Monday, December 13, 2010

Day Six

Dad slept until after noon again today. Daniel came in early in the morning to do his maitanence work. Mom stayed over to be with me and do get some help with geneology from Nat. It was a pretty good night. I had all 3 dogs in bed with me...haha.
Nat went to church at 9AM and I stayed home to watch Dad. I could have gone to church with Karl's parents but wasn't prepared for it. I will have to go next week if I am still here. As much as I dislike having a set schedule, it sure stinks not to have one now. I kind of feel lost and I really miss Karl and the boys.

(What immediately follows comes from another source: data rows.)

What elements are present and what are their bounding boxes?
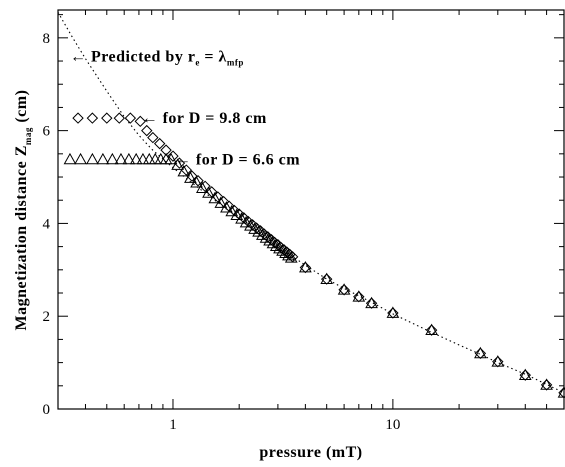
triangle-point <box>177 164 191 177</box>
triangle-point <box>276 244 289 256</box>
ticks-layer: 0 2 4 6 8 1 10 <box>43 10 565 433</box>
triangle-point <box>352 290 366 302</box>
predicted-curve <box>57 12 565 394</box>
diamond-point <box>192 175 204 187</box>
triangle-point <box>136 152 150 165</box>
triangle-point <box>220 201 233 213</box>
y-axis-title-sub: mag <box>23 127 33 145</box>
triangle-point <box>365 296 378 309</box>
diamond-point <box>86 112 99 124</box>
annotation-subscript: mfp <box>227 57 244 67</box>
diamond-point <box>124 112 137 124</box>
y-tick-label: 0 <box>43 402 51 418</box>
triangle-point <box>214 196 228 208</box>
annotation: ← for D = 9.8 cm <box>142 110 267 127</box>
triangle-point <box>284 251 298 263</box>
triangle-point <box>282 248 295 261</box>
diamond-point <box>153 137 166 150</box>
triangle-point <box>74 152 87 165</box>
triangle-point <box>122 152 136 165</box>
triangle-point <box>190 176 203 188</box>
x-axis-title: pressure (mT) <box>259 444 362 461</box>
triangle-point <box>540 378 553 390</box>
diamond-point <box>353 291 365 303</box>
annotations-layer: ← Predicted by re = λmfp← for D = 9.8 cm… <box>70 48 300 168</box>
triangle-point <box>279 246 292 259</box>
y-tick-label: 4 <box>43 216 51 232</box>
triangle-point <box>425 323 438 336</box>
triangle-point <box>266 236 280 249</box>
x-tick-label: 10 <box>385 417 400 433</box>
triangle-point <box>491 355 505 367</box>
triangle-point <box>164 152 178 165</box>
triangle-point <box>225 204 239 217</box>
diamond-point <box>365 297 378 309</box>
y-axis-title-unit: (cm) <box>13 90 30 128</box>
annotation-text: for D = 9.8 cm <box>158 110 267 127</box>
triangle-point <box>239 215 253 228</box>
y-axis-title-main: Magnetization distance Z <box>13 145 30 330</box>
diamond-point <box>147 131 159 144</box>
triangle-point <box>320 272 334 284</box>
triangle-point <box>129 152 143 165</box>
triangle-point <box>171 158 184 170</box>
triangle-point <box>269 239 283 252</box>
triangle-point <box>235 212 248 224</box>
plot-frame <box>57 9 565 410</box>
y-axis-title: Magnetization distance Zmag (cm) <box>13 90 33 331</box>
y-tick-label: 2 <box>43 309 51 325</box>
data-marks-layer <box>63 112 565 399</box>
annotation-text: Predicted by r <box>86 48 195 65</box>
triangle-point <box>184 171 197 183</box>
annotation: ← Predicted by re = λmfp <box>70 48 244 67</box>
annotation: ← for D = 6.6 cm <box>175 151 300 168</box>
triangle-point <box>63 152 77 165</box>
predicted-curve-layer <box>57 12 565 394</box>
triangle-point <box>230 208 244 220</box>
y-tick-label: 8 <box>43 31 51 47</box>
diamond-point <box>387 307 399 319</box>
diamond-point <box>160 144 172 156</box>
diamond-point <box>167 150 179 162</box>
triangle-point <box>337 283 351 295</box>
triangle-point <box>96 152 110 165</box>
diamond-point <box>474 347 487 360</box>
x-tick-label: 1 <box>169 417 177 433</box>
annotation-arrow: ← <box>142 110 159 127</box>
diamond-point <box>540 379 553 391</box>
diamond-point <box>101 112 113 124</box>
triangle-point <box>299 260 312 273</box>
annotation-arrow: ← <box>175 151 192 168</box>
annotation-arrow: ← <box>70 48 87 65</box>
triangle-point <box>273 241 286 254</box>
diamond-point <box>320 273 333 285</box>
diamond-point <box>425 324 438 336</box>
triangle-point <box>386 306 400 318</box>
y-tick-label: 6 <box>43 124 51 140</box>
annotation-text: = λ <box>200 48 227 65</box>
triangle-point <box>474 346 487 359</box>
diamond-point <box>299 261 312 274</box>
triangle-point <box>208 191 222 204</box>
diamond-point <box>72 112 84 124</box>
diamond-point <box>338 284 350 296</box>
triangle-point <box>202 186 215 198</box>
triangle-point <box>557 386 565 398</box>
triangle-point <box>154 152 168 165</box>
diamond-point <box>492 355 504 368</box>
diamond-point <box>113 112 126 124</box>
triangle-point <box>518 368 532 381</box>
annotation-text: for D = 6.6 cm <box>191 151 300 168</box>
annotation-subscript: e <box>195 57 200 67</box>
triangle-point <box>195 181 209 194</box>
diamond-point <box>519 369 531 381</box>
diamond-point <box>558 387 565 399</box>
triangle-point <box>86 152 99 165</box>
triangle-point <box>105 152 119 165</box>
diamond-point <box>134 115 146 128</box>
triangle-point <box>114 152 128 165</box>
diamond-point <box>141 124 153 137</box>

Dad didn't eat much again for lunch and I had to give him morphine at 3:15 for his congestion. He'd rather be asleep because he can't breathe very well. It makes me so sad.
I was invited to go to dinner at Karl's parents house at 4:45. Mom left at the same time and I let her take Zoe home for the night. Morley loves her and it was nice not to worry about her being at Nat's. I'm starting to feel like I am imposing even though she says I'm not.
I got to the Harrisons a little late after getting Zoe off and Gavin up from his nap. Nat let me take her car over, it is nice to drive. The Nuttalls, the Merrells, Tanya's brother, Kevin, his son and daughter were all there to eat dinner before Kevin got on a plane back to Washington state. The dinner was excellent, Tanya is a great cook! I ate a ton, I must have been hungry. When dinner was over Kevin left to catch a plane and his children left.
A short time later it was the Harrison family monthly FHE with Grandma and Grandpa Harrison and all 6 boys and their various family members. The place was packed and many of them expressed their love and concern for what I am going through. I really lucked out with joining such a wonderful family. I love them all SO much! We had a great lesson and brownies for a treat afterwards. I then asked Tanya to take a picture of Gavin and I with G & G Harrison. She has gotten a little dementia and I never know if I will get to see her again alive. I guess death is on my brain these days, go figure. One thing I've learned this week is that I will take opportunities now that I probably wouldn't before.
I asked Karl's Dad and brother to give me a blessing before leaving. It was so comforting and such a sweet experience to share with them. I feel like I just can't get enough blessings to help me through this. We left right after that. I felt anxious to get home to check on Dad. I don't want to miss anything with him.